Pegadores: operador de esquema guardava cheques de empresa contratada de Coroatá

O operador de esquemas Mariano de Castro e Silva, preso pela Polícia Federal (PF) no bojo da Operação Pegadores, guardava num cofre de sua propriedade, 59 das 89 folhas de cheques encontradas pelos investigadores e apresentadas como prova à Justiça.

Os cheques foram encontrados em um dos endereços de Mariano, na cidade de Teresina, no Piauí. Ele atuava, ao lado de Rosângela Curado, numa organização criminosa na estrutura da Secretaria de Estado da Saúde (SES) responsável por desviar mais de R$ 18 milhões dos cofres públicos.

Mariano trabalhava como assessor da SES e antes de ser preso pela PF, exercia o cargo de diretor do Serviço de Atendimento Móvel de Urgência (SAMU) da cidade de Coroatá.

Os cheques sob o poder de Mariano foram encontrados pela PF no dia 22 deste mês, quatro após a deflagração da Operação Pegadores. As 59 folhas de cheques eram da empresa Márcio V. P. Santos ME, no valor de R$ 20 mil, cada.

“Totalizando créditos de R$ 1.180.000,00, em parcelas mensais”, apontou a PF na representação encaminhada à Justiça Federal com o pedido de prisão preventiva em desfavor de Mariano.

Contrato – A empresa Márcio V. P. Santos – ME tem pelo menos um contrato com a Prefeitura de Coroatá, firmado em abril deste ano. Por ele, a empresa deve receber R$ R$ 1.804.526,52 milhão até o mês de abril de 2018, pela terceirização dos serviços de diagnóstico e cirurgias ortopédicas, com fornecimento de órteses e próteses.
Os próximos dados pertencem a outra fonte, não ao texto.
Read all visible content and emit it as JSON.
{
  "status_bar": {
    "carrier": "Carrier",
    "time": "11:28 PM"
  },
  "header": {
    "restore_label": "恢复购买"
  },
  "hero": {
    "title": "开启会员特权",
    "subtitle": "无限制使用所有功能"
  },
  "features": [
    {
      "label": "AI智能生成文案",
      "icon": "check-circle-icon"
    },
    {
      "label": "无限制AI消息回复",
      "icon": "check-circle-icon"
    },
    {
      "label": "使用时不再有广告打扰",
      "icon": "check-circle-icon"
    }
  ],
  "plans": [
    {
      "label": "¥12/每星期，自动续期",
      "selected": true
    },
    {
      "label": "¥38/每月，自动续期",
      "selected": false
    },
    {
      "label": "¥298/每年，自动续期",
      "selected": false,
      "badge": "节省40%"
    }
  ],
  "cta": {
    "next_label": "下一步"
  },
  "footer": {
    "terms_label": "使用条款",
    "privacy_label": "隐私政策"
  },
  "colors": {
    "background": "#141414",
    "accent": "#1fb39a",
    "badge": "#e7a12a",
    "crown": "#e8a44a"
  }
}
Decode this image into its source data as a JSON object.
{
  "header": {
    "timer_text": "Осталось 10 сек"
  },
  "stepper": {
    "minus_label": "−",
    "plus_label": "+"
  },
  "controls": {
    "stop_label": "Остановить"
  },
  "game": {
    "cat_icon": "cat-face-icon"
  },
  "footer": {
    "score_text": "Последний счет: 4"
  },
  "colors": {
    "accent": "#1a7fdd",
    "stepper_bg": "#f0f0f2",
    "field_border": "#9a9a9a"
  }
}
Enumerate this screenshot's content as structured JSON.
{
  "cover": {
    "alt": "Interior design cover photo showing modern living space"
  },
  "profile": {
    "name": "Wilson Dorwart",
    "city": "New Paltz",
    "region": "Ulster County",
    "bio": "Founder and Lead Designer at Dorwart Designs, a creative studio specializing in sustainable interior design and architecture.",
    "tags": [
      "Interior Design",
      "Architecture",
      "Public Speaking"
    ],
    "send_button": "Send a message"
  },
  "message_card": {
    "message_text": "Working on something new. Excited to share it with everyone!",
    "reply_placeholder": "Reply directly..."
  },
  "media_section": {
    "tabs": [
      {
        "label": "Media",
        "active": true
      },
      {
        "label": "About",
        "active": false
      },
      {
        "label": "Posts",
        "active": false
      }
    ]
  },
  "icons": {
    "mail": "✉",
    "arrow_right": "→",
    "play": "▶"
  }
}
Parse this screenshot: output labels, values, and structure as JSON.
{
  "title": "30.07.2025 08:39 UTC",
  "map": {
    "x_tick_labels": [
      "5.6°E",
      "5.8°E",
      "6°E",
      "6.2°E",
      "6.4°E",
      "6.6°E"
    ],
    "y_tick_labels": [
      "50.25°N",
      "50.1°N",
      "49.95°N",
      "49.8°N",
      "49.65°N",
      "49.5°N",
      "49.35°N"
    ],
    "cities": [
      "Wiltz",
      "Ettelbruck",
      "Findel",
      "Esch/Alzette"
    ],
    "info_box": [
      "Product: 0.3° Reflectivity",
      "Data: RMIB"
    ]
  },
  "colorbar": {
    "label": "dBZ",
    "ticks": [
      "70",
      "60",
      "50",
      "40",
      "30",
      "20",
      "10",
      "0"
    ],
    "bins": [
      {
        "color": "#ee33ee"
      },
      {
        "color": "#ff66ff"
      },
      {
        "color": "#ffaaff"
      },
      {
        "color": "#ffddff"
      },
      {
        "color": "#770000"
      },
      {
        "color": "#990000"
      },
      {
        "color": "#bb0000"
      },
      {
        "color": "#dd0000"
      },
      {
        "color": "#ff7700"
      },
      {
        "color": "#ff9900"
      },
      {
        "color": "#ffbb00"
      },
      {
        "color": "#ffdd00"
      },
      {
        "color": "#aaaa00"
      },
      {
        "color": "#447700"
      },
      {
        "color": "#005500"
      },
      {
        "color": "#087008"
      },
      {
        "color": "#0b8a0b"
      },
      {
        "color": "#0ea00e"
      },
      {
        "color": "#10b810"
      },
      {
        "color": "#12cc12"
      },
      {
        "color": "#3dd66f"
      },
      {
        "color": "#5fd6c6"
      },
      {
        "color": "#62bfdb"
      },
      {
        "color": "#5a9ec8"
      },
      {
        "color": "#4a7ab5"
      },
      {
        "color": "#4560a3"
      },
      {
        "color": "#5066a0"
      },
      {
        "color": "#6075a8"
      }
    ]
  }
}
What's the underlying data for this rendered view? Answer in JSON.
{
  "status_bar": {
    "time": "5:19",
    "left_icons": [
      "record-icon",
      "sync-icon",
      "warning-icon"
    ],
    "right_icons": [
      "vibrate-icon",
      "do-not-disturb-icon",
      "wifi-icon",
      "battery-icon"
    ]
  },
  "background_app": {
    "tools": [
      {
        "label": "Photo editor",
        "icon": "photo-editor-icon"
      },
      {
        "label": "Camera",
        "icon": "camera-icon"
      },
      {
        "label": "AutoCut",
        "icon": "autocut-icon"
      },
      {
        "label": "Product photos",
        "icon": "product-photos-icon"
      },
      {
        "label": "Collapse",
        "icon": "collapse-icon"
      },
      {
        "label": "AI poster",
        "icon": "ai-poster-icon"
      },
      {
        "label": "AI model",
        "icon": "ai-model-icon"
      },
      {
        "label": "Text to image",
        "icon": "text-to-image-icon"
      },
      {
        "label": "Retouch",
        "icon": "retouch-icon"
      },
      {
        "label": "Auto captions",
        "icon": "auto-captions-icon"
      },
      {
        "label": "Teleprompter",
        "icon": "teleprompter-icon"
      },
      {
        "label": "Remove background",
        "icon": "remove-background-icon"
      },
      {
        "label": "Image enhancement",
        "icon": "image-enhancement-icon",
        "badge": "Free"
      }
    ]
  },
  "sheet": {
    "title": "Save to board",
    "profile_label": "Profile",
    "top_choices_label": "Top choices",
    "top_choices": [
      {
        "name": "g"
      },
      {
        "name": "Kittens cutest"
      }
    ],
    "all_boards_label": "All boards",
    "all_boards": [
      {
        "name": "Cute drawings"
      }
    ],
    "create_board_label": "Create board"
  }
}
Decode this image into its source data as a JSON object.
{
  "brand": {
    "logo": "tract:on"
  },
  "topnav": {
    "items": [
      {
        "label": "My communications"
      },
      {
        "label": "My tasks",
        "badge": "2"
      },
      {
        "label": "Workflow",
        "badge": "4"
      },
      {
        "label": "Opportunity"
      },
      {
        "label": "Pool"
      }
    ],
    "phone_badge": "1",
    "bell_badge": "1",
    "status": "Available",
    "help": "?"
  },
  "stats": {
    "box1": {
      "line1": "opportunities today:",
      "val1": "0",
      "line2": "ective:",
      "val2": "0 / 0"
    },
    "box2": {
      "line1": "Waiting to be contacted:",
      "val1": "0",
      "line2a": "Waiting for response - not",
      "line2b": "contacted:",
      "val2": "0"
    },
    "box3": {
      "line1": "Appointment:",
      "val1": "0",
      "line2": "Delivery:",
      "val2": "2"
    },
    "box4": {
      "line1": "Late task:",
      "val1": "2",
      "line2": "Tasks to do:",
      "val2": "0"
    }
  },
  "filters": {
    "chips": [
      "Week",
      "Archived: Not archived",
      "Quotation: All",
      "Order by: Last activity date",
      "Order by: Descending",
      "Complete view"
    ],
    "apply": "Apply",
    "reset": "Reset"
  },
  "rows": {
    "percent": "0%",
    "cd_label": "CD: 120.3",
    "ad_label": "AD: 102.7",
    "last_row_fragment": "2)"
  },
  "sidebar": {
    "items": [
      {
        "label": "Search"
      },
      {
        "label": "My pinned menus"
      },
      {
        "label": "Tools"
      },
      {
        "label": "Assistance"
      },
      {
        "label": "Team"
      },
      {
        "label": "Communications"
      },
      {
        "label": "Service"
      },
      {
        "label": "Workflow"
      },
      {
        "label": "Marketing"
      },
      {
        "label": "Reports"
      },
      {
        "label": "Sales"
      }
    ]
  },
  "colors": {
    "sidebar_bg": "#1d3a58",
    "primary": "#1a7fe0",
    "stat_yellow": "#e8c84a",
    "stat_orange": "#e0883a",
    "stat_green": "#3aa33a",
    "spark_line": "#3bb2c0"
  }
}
Além da ligação entre a Márcio V. P. Santos – ME com o diretor do Samu, Mariano de Castro Silva, há outra, ainda mais forte: o proprietário da empresa, Márcio Vinícius Portugal Santos, é filho do atual secretário de Saúde de Coroatá, Vinicius Araújo.

Mariano, que guardava folhas de cheques da empresa, atuava como auxiliar direto de Vinícius Araújo, na Saúde de Coroatá.

Justiça – Preso no Complexo Penitenciário de Pedrinhas, Mariano teve chegou a tentar um habeas corpus na Justiça Federal, mas teve pedido rejeitado pelo desembargador Ney Bello. A prisão temporária do investigado, já foi transformada em preventiva.

Na apelação encaminhada à Justiça, a defesa de Mariano adotou como estratégia, tentar a extensão do habeas corpus que havia sido dado a Péricles Silva Filho, outro investigado.

O desembargador, contudo, considerou que “nem de longe” a situação de Mariano se equipara a de Péricles.

Péricles atuava como diretor do ICN e utilizava o cargo para privilegiar uma ex-companheira com pagamento mensal sem a contraprestação do serviço, além de contratar funcionários e efetuar contratações e pagamentos, tudo naquele ano de em 2015.

Já Mariano, era o operador de esquema de desvio de recursos públicos e movimentava elevadas cifras.

Além de articular contratos, ele montava e executava contabilidade paralela e atestava notas fiscais. Também pesa contra ele, fraude em prestações de contas e ajustes dos valores efetivamente gastos com os contratos de gestão firmados junto ao Estado.